Validate the smartness that exists
The 100 smart cities emerging on India’s urban horizon attempt to converge the latest technological developments of the 21st century to create controlled and efficiently administered environments. These would represent the best of urban practices as we know them today. Compactness, eco-friendly gestures and intelligently run administrations are some of their hallmarks. 

There is little reason to believe that the utopian move by the government is dramatically different from previous ambitions of a similar kind. After all, statecraft has always involved creating new cities. It allows for a symbolic resurgence of administrative ideals, which is then used to communicate its virtues to the kingdom at large. It allows for postponement of state performance and blames the past for all that is presently wrong. On the bright side, new urban ambitions can genuinely help us avoid past bad habits and start afresh.

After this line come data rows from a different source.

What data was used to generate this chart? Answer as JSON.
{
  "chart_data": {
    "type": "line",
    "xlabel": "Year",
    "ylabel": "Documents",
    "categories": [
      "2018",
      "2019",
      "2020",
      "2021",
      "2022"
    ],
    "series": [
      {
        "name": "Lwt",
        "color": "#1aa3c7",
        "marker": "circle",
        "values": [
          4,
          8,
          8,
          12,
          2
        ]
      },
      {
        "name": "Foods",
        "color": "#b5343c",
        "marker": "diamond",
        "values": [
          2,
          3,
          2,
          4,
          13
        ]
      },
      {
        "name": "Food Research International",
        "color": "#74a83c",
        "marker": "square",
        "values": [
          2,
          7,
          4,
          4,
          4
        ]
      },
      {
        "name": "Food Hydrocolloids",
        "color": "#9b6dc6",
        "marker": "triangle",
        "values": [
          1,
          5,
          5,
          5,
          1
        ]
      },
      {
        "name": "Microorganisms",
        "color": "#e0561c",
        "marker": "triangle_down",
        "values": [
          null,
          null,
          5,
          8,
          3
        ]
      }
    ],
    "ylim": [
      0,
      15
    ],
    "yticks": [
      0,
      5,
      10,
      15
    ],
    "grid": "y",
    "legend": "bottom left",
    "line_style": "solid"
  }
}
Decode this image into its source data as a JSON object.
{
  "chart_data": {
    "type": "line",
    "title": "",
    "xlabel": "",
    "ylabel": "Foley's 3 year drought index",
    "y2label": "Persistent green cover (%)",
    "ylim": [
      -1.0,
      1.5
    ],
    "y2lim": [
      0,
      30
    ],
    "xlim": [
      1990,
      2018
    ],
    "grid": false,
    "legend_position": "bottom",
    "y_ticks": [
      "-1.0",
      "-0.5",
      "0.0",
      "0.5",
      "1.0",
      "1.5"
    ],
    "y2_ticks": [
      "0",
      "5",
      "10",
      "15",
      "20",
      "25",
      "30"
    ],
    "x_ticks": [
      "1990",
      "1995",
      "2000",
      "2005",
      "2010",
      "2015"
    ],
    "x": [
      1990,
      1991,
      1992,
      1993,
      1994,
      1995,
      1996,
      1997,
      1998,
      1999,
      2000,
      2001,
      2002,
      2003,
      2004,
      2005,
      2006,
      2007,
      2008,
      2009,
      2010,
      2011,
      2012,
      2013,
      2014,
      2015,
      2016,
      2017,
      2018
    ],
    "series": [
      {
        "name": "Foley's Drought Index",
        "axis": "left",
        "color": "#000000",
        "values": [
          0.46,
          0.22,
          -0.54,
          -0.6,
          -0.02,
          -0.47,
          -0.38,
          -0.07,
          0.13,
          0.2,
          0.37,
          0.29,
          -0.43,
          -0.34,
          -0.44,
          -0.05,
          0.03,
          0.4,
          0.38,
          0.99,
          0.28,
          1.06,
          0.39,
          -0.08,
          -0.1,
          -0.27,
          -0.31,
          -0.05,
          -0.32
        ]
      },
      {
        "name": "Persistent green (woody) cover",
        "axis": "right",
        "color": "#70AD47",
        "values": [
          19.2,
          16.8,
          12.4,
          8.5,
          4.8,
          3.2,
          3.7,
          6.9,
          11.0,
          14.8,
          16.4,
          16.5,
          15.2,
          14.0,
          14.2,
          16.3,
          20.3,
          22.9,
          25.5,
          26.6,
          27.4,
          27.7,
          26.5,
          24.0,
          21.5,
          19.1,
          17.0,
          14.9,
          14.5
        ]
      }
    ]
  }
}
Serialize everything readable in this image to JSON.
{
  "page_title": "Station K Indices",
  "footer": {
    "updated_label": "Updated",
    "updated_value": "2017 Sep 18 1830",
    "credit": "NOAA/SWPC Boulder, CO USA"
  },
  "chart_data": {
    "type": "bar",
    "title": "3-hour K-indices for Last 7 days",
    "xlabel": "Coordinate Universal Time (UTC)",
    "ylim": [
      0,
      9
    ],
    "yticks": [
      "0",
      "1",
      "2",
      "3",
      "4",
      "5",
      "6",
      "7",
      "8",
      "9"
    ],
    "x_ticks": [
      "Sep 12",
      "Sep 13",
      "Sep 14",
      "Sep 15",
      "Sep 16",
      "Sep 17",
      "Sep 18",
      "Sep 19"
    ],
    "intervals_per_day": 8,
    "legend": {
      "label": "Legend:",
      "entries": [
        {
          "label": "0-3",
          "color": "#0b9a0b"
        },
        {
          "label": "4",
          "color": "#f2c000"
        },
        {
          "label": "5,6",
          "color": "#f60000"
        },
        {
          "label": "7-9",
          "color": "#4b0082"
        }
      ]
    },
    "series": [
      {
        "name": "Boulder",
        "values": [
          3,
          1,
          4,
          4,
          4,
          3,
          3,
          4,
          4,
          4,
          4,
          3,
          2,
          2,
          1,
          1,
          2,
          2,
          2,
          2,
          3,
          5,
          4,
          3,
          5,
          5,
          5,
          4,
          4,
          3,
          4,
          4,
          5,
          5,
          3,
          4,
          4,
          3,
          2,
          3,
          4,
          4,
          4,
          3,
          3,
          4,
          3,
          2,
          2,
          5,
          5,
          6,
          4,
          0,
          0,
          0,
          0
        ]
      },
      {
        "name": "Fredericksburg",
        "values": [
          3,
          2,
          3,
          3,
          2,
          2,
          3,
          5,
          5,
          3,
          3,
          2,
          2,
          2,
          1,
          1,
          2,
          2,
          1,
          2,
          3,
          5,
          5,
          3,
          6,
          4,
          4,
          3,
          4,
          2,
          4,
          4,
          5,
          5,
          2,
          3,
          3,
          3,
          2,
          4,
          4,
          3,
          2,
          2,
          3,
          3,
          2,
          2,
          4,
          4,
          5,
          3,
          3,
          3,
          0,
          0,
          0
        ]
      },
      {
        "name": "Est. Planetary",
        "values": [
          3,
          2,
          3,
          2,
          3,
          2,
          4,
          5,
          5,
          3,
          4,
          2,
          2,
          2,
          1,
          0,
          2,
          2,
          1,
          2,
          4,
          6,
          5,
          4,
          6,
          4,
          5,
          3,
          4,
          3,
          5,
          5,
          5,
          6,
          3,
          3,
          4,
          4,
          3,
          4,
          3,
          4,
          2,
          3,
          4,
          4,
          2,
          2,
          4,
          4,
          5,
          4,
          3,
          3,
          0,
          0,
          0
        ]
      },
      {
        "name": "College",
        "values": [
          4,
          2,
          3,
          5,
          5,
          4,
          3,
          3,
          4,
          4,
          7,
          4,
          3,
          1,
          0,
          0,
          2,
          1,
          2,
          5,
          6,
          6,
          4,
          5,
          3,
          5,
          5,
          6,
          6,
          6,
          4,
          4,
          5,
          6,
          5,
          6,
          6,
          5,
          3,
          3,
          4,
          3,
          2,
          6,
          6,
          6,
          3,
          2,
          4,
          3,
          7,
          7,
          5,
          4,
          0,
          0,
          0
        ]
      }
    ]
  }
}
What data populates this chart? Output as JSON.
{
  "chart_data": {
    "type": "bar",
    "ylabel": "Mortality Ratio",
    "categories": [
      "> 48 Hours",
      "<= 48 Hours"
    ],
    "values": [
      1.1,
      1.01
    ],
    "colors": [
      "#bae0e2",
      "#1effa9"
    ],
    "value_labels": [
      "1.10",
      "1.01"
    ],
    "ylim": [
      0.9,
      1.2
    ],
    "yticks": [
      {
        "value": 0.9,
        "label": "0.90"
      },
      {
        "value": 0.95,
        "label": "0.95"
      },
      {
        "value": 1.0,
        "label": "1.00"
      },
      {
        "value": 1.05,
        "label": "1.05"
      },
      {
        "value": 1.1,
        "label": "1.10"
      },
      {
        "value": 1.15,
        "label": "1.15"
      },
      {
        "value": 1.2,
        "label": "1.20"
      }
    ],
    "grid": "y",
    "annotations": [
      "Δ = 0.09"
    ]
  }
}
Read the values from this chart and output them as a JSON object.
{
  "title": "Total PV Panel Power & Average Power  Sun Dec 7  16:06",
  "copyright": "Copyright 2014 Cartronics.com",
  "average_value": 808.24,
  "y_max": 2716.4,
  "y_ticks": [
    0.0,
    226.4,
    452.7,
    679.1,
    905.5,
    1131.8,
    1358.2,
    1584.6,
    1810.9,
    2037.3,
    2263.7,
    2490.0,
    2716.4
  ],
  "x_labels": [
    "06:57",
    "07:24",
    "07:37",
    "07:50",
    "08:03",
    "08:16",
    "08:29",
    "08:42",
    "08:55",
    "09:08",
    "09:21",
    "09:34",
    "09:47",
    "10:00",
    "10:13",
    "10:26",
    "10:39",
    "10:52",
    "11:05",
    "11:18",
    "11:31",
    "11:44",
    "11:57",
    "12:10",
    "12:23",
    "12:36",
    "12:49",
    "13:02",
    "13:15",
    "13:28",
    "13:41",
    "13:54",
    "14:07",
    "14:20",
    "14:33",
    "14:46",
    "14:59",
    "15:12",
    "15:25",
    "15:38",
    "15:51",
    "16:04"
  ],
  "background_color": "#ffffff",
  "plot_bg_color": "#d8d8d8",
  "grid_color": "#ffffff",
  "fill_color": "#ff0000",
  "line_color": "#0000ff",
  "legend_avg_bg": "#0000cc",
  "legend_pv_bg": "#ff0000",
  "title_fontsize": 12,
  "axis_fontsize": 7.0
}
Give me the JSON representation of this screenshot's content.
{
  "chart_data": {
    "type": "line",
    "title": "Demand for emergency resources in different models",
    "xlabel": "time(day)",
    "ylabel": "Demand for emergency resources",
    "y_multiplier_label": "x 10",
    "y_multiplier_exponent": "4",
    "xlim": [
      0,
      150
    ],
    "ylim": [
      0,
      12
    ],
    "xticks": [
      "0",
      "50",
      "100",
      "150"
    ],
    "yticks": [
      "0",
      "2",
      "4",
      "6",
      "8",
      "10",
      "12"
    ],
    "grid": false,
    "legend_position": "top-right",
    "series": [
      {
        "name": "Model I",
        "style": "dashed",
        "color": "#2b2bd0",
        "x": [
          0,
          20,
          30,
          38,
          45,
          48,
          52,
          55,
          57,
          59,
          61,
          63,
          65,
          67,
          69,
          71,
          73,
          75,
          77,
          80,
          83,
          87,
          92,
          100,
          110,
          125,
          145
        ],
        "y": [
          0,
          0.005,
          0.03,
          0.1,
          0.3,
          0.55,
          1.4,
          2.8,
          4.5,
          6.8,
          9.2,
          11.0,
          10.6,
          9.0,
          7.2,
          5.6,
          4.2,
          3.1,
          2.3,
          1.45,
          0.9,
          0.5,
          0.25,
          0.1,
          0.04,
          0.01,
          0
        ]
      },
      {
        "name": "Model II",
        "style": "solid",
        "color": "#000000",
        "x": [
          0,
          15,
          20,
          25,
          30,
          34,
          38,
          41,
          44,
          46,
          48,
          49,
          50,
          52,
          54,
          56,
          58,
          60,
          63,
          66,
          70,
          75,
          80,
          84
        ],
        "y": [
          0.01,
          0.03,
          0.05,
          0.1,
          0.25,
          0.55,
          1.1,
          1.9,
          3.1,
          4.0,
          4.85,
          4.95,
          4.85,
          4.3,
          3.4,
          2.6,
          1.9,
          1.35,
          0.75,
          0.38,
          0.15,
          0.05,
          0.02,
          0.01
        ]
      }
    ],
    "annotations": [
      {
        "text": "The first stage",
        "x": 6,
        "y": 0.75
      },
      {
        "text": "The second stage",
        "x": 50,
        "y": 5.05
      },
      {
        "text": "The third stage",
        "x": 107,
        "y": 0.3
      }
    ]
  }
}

It is not helpful to be cynical beyond a point.

Since urbanology has consistently striven to work from the other end of the master-planning process, we are not as well-equipped to be innovative about smart cities as our colleagues who are architects and planners. They are more attuned to start afresh from tabula rasa. We already see a lot of smartness in urban spaces, which can contribute to smarter cities. When a neighbourhood is economically productive, has creative space-saving arrangements which combine living and working activities, when it creates collective infrastructure on its own and uses in-house skills for construction activities, then surely it can be considered fairly intelligent and resourceful. Mumbai is full of such neighbourhoods, with the most celebrated one being Dharavi.

Unfortunately, many such neighbourhoods are not seen to be valid, let alone smart or intelligent. Since they emerged outside the planned city, with developed real estate where people hold only occupancy rights, they are shabbily treated by the administration. Consequently, they see a decline in civic infrastructure and the dynamic and intelligent arrangements they embody are never acknowledged.